Inside the house, they have a Steinway piano which they let me play!

So, life is good. 


November 4th

Back yard saguaro


November 3rd

Dia de los Muertes


Although this picture is blurred, it captures the chaotic spirit of the 60,000 people who took part in the Dia de los Muertes procession in downtown Tucson last night. 

kids dia.jpg

These kids, believe it or not, were some of the least dressed up and painted. But since I am shy about asking for photos, the only people I dared ask to pose were kids who were happy to ham it up. 


The number of young people in the photos of the deceased was jarring. 

November 1st

Settling in

Boy, did I ever hit the jackpot renting this winter. I am in a glass cottage on a three acre plot. I will post pictures as I go along. I have a view of the mountains in both directions. I am able to open up the doors during the day and let the breeze come through. At night, I have an overview of the city of Tucson and its twinkling lights. Yet, thanks to the ordinances controlling light pollution, I am able to see the stars just fine. 
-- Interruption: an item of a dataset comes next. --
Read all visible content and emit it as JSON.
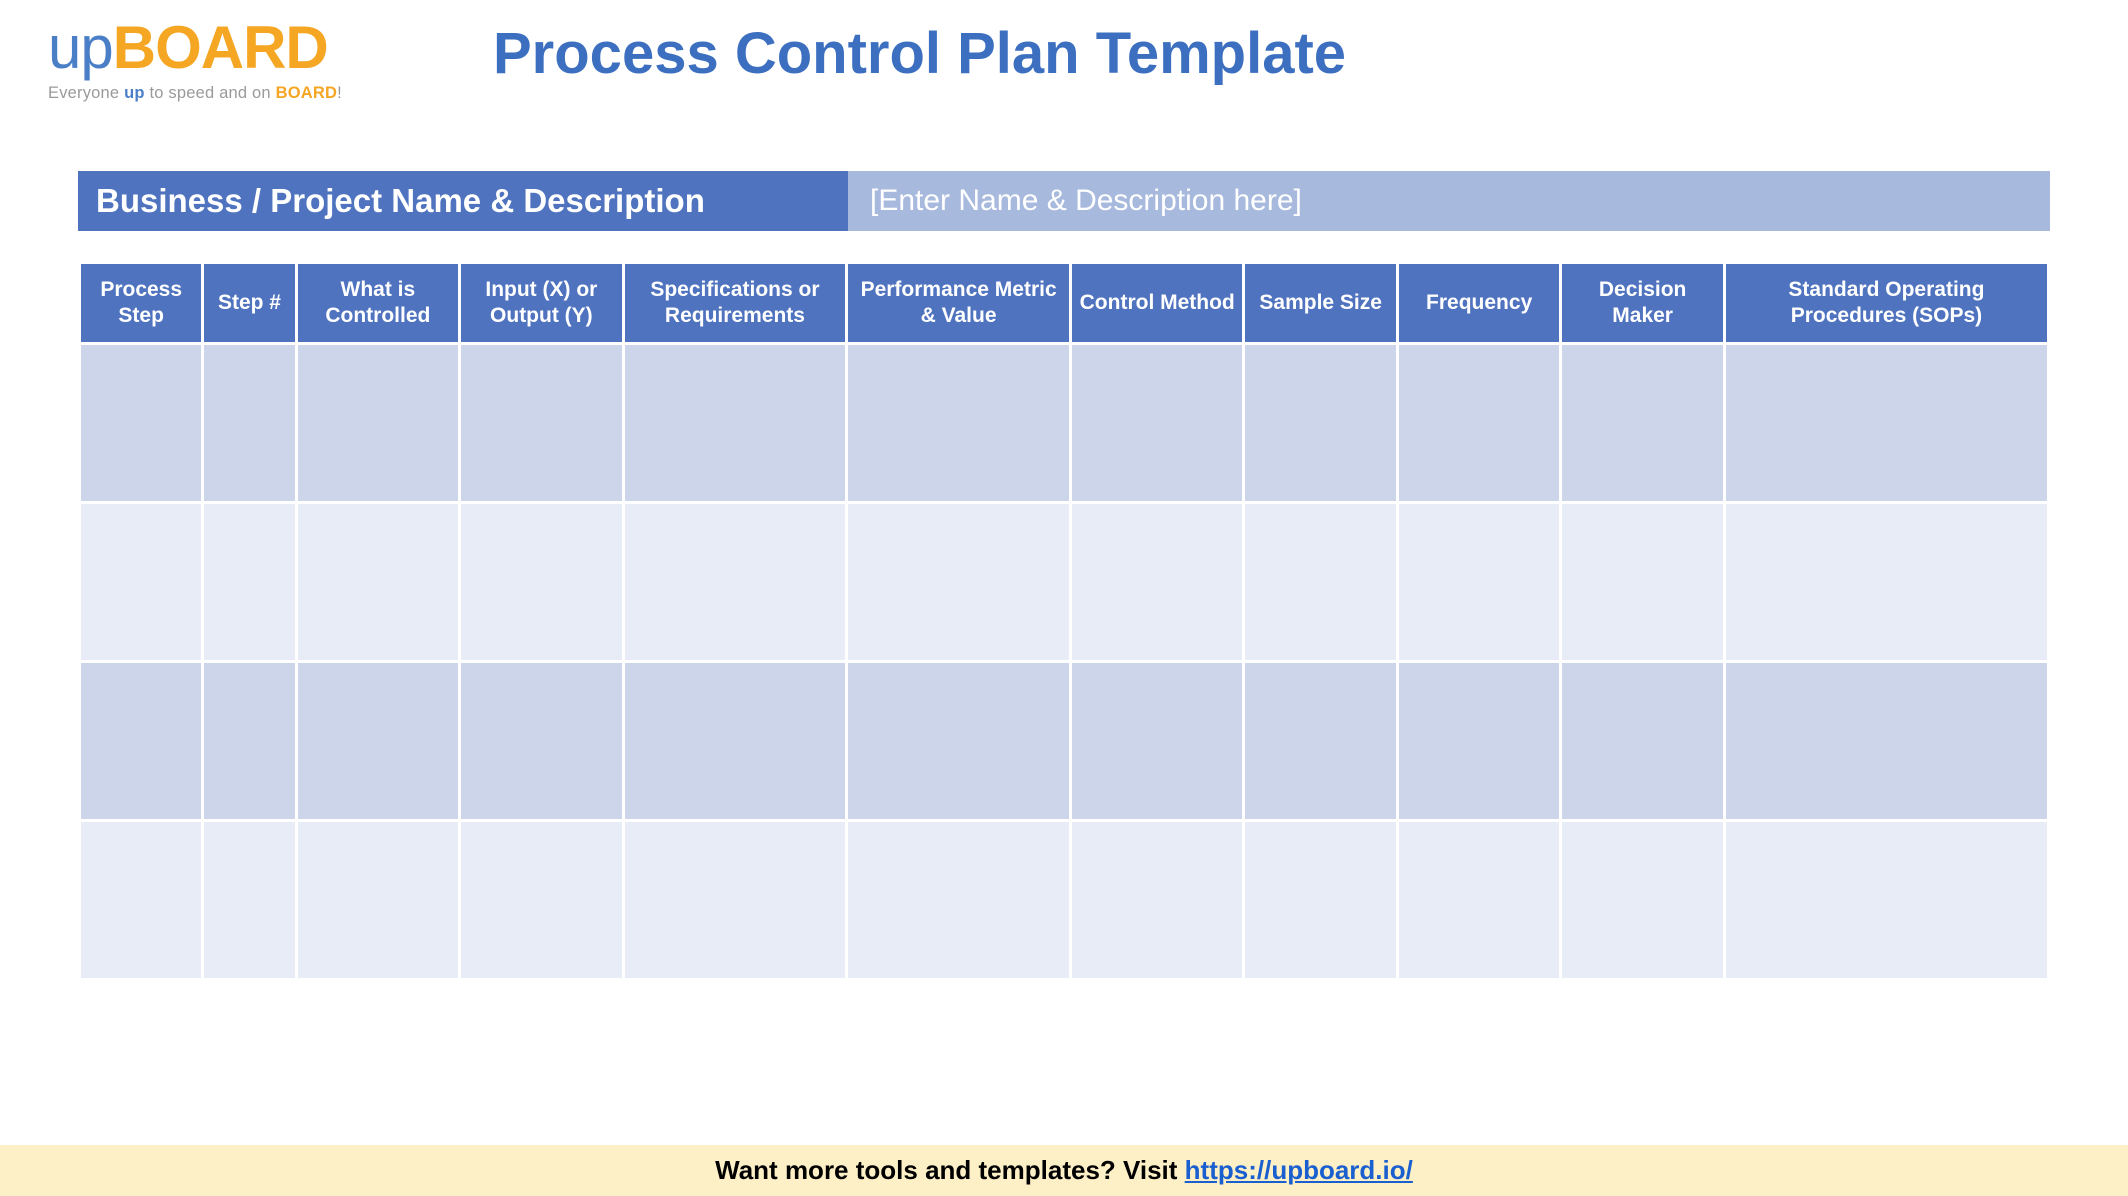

I am at the end of a gravel road. No traffic. Yet, 1/2 mile away is the start of a long bike path. I brought Lance's bike down and rode 14 miles this afternoon. It was sunny and hot. Beautiful. 

Okay, here are some pictures. Pay no attention to the listed price...I got a nice deal for staying three months. (I wouldn't want you to think I am a spendthrift.) 

Lance stayed back to do some work. He has no problem with winter, unlike me. But today he came down with fever and the flu, so I don't feel right not being able to make him chicken noodle soup as he did for me when I had my tonsils out! 

I spent the rest of the day settling in and stocking the kitchen. 

Tonight, I introduced myself to the nearest neighbors and ended up staying for supper. Wonderful people. Sculptors now, but I biochemist and a veterinarian during their earlier careers. 

I will have plenty to write about this winter.